Il sistema delle consulenze 'opache' 

La rete di riciclaggio ideata dai due dottori commercialisti del Sud Pontino associati presso il carcere di Poggioreale a Napoli coinvolgeva soggetti economici di diversi Stati esteri tra cui Regno Unito, Bulgaria, Lituania, Polonia e Malta a cui veniva offerto un pacchettso di servizi di consulenza 'opachi'. Veniva fornita l'indicazione di una società estera a cui far capo, di un prestanome a cui intestare la società estera, di un consulente finanziario per la gestione dei fondi all'estero.
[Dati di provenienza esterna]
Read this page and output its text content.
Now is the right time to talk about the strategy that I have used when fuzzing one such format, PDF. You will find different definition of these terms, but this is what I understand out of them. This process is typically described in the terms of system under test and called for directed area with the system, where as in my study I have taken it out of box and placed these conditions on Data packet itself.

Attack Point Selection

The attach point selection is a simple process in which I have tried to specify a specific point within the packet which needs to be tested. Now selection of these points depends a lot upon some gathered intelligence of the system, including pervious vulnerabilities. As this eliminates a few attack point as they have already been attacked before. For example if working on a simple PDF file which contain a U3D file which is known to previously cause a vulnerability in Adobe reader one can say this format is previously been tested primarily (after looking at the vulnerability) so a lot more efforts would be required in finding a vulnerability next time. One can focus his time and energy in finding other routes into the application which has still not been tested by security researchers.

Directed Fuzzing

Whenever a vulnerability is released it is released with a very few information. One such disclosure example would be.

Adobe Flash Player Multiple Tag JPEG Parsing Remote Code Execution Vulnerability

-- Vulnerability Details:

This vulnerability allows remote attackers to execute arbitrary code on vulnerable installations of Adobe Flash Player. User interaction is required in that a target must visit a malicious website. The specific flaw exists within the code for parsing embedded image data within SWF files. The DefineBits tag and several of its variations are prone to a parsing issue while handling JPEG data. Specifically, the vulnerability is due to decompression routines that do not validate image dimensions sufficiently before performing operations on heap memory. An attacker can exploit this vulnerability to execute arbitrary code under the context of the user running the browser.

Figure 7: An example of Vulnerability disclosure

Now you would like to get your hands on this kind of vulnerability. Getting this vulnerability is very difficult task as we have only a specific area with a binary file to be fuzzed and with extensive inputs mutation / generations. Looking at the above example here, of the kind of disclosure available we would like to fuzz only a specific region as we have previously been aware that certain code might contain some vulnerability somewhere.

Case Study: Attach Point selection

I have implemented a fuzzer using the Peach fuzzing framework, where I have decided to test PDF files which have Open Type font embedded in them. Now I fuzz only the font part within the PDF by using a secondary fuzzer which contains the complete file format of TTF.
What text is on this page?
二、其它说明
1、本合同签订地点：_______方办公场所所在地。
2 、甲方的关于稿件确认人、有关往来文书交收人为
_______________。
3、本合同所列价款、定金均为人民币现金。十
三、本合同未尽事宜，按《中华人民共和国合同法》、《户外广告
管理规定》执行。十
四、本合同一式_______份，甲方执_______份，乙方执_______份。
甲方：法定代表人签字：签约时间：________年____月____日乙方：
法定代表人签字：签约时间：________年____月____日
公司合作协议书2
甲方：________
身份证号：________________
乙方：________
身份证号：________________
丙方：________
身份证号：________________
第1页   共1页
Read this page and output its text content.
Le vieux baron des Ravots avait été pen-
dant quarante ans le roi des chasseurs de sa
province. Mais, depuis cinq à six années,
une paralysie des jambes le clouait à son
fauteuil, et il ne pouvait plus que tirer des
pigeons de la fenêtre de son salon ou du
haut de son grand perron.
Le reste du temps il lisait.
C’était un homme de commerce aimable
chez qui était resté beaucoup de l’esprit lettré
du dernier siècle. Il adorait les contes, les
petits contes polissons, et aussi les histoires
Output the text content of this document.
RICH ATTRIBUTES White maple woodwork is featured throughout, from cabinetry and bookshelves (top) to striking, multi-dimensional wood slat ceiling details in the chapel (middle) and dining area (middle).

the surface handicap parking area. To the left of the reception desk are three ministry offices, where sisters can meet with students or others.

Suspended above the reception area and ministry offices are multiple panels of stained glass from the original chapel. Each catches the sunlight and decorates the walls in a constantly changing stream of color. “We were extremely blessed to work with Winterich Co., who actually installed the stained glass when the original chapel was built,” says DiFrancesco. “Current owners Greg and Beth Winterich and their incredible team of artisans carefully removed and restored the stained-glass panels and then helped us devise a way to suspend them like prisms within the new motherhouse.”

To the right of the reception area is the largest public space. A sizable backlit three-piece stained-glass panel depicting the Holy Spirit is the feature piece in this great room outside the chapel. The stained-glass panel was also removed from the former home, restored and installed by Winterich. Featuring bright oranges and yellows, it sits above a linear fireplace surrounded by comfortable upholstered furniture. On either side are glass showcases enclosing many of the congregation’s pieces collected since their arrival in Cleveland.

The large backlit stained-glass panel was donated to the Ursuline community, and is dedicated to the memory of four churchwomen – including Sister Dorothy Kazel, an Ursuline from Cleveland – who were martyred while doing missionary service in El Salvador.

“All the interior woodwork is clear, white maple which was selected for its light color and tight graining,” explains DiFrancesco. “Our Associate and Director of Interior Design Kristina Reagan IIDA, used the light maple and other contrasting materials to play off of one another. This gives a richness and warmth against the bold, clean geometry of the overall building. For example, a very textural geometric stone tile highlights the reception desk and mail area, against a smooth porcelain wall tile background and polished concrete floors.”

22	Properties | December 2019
Poteva esserci l'opzione di investire sempre all'estero oppure avvalersi di meccanismi borderline per far in modo che il capitale facesse il suo reingresso in Italia. Numerose le 'teste di legno' individuate dai finanzieri del gruppo di Formia tra cui un cittadino di Castel Volturno possessore di alcune quote societarie fittizie. Tra i soggetti destinatari del provvedimento cautelativo in carcere anche Rosario Ambrosini, 64enne partenopeo, che nell'organizzazione criminale dedita al riciclaggio internazionale facente capo ai due colletti bianchi del Sud Pontino rivestiva il ruolo di partecipe insieme a B. C., S. B., G. S. quest'ultimi solo indagati a piede libero per il reato associativo.

L'indagine

L'attività investigativa condotta dai finanzieri mediante controllo economico del territorio, analisi di rischio delle transazioni verso i mercati esteri e riscontri tecnici ha portato all'individuazione prima delle teste di legno, che non rendevano dichiarazioni reddituali dal 2001 e poi all'articolata compagine criminale dedita al riciclaggio internazionale di illeciti proventi derivanti da attività di natura fiscale commesse in Italia. Dinanzi al giudice per le indagini preliminari Maria Gabriella Iagulli del Tribunale di Napoli Nord assistiti dai loro legali, gli avvocati Pasquale di Gabriele e Enrico Lisetti per Cretella e Purificato e l'avvocato Vincenzo D'Anna per Ambrosini, gli indagati in collegamento telematico in carcere hanno dato la loro versione dei fatti precisando la loro posizione. I difensori hanno fatto istanza di sostituzione della misura custodiale in carcere con una meno afflittiva. Richiesta che ha visto il parere contrario del pm Barbara Buonanno e la riserva del gip Iagulli.